When he moved from Kerala to Bengaluru in early 2012, he picked up some Kannada.
“I can comprehend Kannada speech reasonably well but speak rather poorly. With the guilt of not being able to learn Kannada, and the great satisfaction of having Olam as an open data corpus, I had been looking for ways to build a Kannada dictionary,” he told Metrolife.
He presented the idea to his company, and it was a happy coincidence that he met V Krishna, who had compiled 1.6 lakh Kannada words over 40 years.
He had appended English definitions, all neatly typed up in Word, with parts of speech tags and phonetic notations.
“Karnataka Sahitya Parishat had published his dictionary running into 4,700 pages. We approached him with our aim,” Kailash Nadh says.
Krishna, worked with the Indian Agricultural Research Institute and Corporate Institutions, had studied in Kannada medium and learnt Kannada and English together.
“I went through dictionaries then.
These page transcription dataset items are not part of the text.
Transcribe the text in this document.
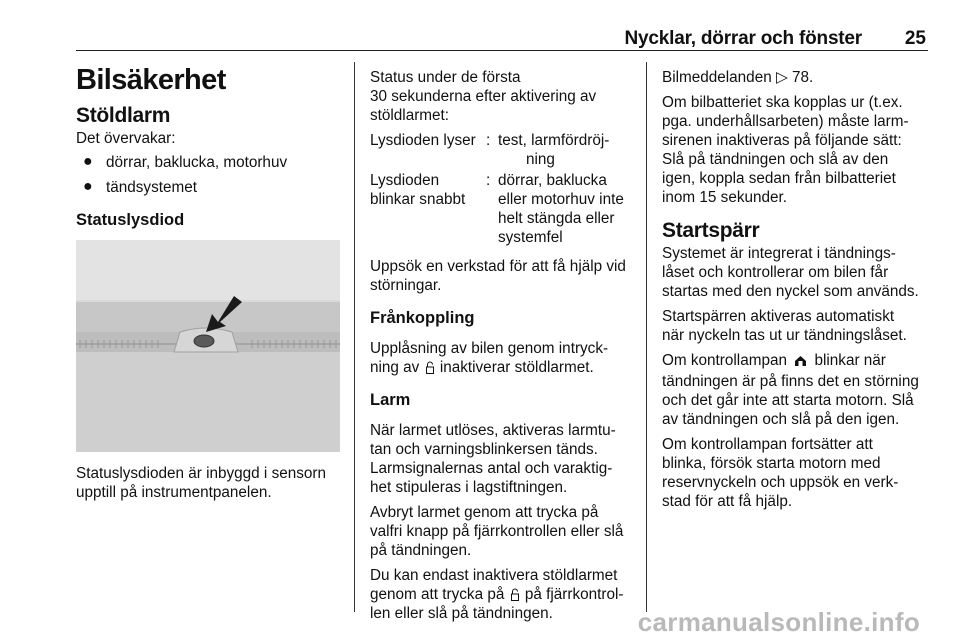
Nycklar, dörrar och fönster 25
Bilsäkerhet
Stöldlarm

Det övervakar:

● dörrar, baklucka, motorhuv
● tändsystemet
Statuslysdiod

Statuslysdioden är inbyggd i sensorn

upptill på instrumentpanelen.

Status under de första

30 sekunderna efter aktivering av

stöldlarmet:

Lysdioden lyser : test, larmfördröj-
ning
Lysdioden
blinkar snabbt
: dörrar, baklucka
eller motorhuv inte
helt stängda eller
systemfel

Uppsök en verkstad för att få hjälp vid

störningar.

Frånkoppling

Upplåsning av bilen genom intryck-

ning av inaktiverar stöldlarmet.

Larm

När larmet utlöses, aktiveras larmtu-

tan och varningsblinkersen tänds.

Larmsignalernas antal och varaktig-

het stipuleras i lagstiftningen.

Avbryt larmet genom att trycka på

valfri knapp på fjärrkontrollen eller slå

på tändningen.

Du kan endast inaktivera stöldlarmet

genom att trycka på på fjärrkontrol-

len eller slå på tändningen.

Bilmeddelanden ▷ 78.

Om bilbatteriet ska kopplas ur (t.ex.

pga. underhållsarbeten) måste larm-

sirenen inaktiveras på följande sätt:

Slå på tändningen och slå av den

igen, koppla sedan från bilbatteriet

inom 15 sekunder.

Startspärr

Systemet är integrerat i tändnings-

låset och kontrollerar om bilen får

startas med den nyckel som används.

Startspärren aktiveras automatiskt

när nyckeln tas ut ur tändningslåset.

Om kontrollampan blinkar när

tändningen är på finns det en störning

och det går inte att starta motorn. Slå

av tändningen och slå på den igen.

Om kontrollampan fortsätter att

blinka, försök starta motorn med

reservnyckeln och uppsök en verk-

stad för att få hjälp.

carmanualsonline.info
Very soon, I started jotting down notes and began structuring them. It went on for years and years. Later, I came across a Kannada dictionary published by the Kannada Sahitya Parishat and wrote to the editors about the mistakes in it,” he says.
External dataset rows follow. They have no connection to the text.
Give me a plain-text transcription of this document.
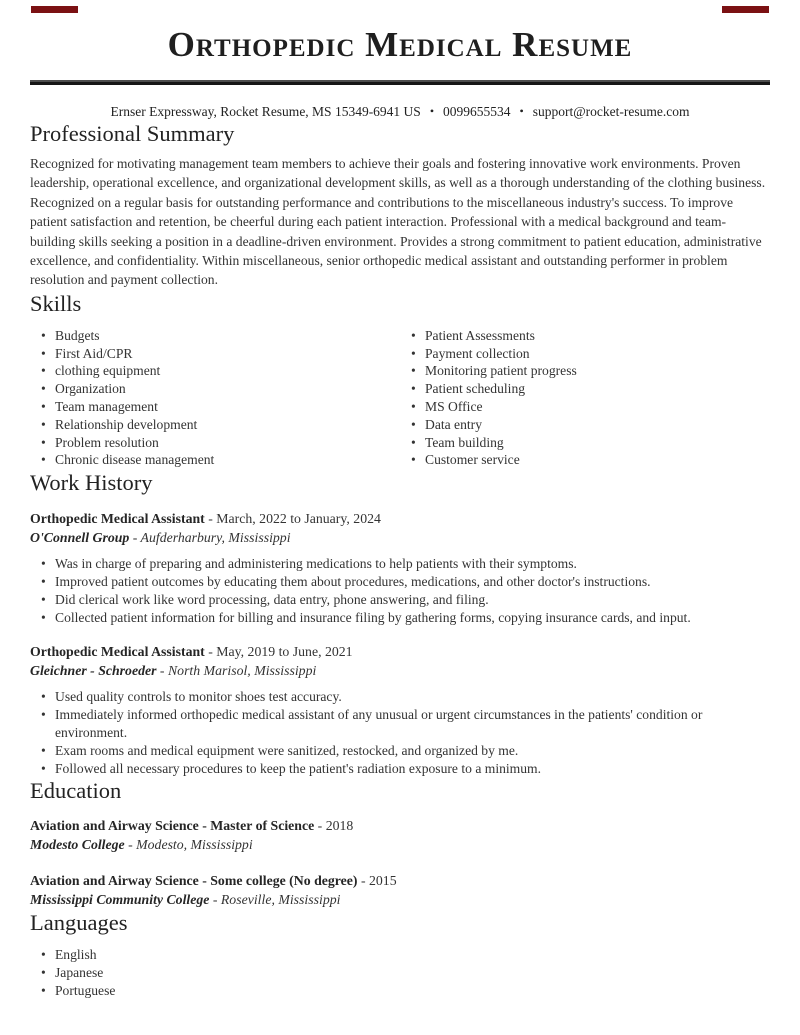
Orthopedic Medical Resume
Ernser Expressway, Rocket Resume, MS 15349-6941 US • 0099655534 • support@rocket-resume.com
Professional Summary

Recognized for motivating management team members to achieve their goals and fostering innovative work environments. Proven leadership, operational excellence, and organizational development skills, as well as a thorough understanding of the clothing business. Recognized on a regular basis for outstanding performance and contributions to the miscellaneous industry's success. To improve patient satisfaction and retention, be cheerful during each patient interaction. Professional with a medical background and team-building skills seeking a position in a deadline-driven environment. Provides a strong commitment to patient education, administrative excellence, and confidentiality. Within miscellaneous, senior orthopedic medical assistant and outstanding performer in problem resolution and payment collection.

Skills
• Budgets
• First Aid/CPR
• clothing equipment
• Organization
• Team management
• Relationship development
• Problem resolution
• Chronic disease management
• Patient Assessments
• Payment collection
• Monitoring patient progress
• Patient scheduling
• MS Office
• Data entry
• Team building
• Customer service
Work History
Orthopedic Medical Assistant - March, 2022 to January, 2024
O'Connell Group - Aufderharbury, Mississippi
• Was in charge of preparing and administering medications to help patients with their symptoms.
• Improved patient outcomes by educating them about procedures, medications, and other doctor's instructions.
• Did clerical work like word processing, data entry, phone answering, and filing.
• Collected patient information for billing and insurance filing by gathering forms, copying insurance cards, and input.
Orthopedic Medical Assistant - May, 2019 to June, 2021
Gleichner - Schroeder - North Marisol, Mississippi
• Used quality controls to monitor shoes test accuracy.
• Immediately informed orthopedic medical assistant of any unusual or urgent circumstances in the patients' condition or environment.
• Exam rooms and medical equipment were sanitized, restocked, and organized by me.
• Followed all necessary procedures to keep the patient's radiation exposure to a minimum.
Education
Aviation and Airway Science - Master of Science - 2018
Modesto College - Modesto, Mississippi
Aviation and Airway Science - Some college (No degree) - 2015
Mississippi Community College - Roseville, Mississippi
Languages
• English
• Japanese
• Portuguese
The premier literary organisation took a look at his work then.
He had completed his dictionary in the 1990s, typing it single handedly and neatly in Nudi, a Kannada software format. Just the typing had taken him eight years.
The dictionary was published by Karnataka Sahitya Parishat in 2015. “Now, it is available for all in Unicode format,” he says.
He likes the idea of a free online dictionary because, he says, print has its limitations. The cost of production is higher, distribution is not easy, and copies often run out.
“When technology changes, we have to change too. But books are books. Some people want to read books alone,” he says.
It is not that there is no Kannada dictionary online. “There are some out there for free on the Internet. But they are not comprehensive,” he says.
The ‘Alar’ project is open source, which means anyone can suggest words to add. “Compiling a dictionary is a huge task,” he says.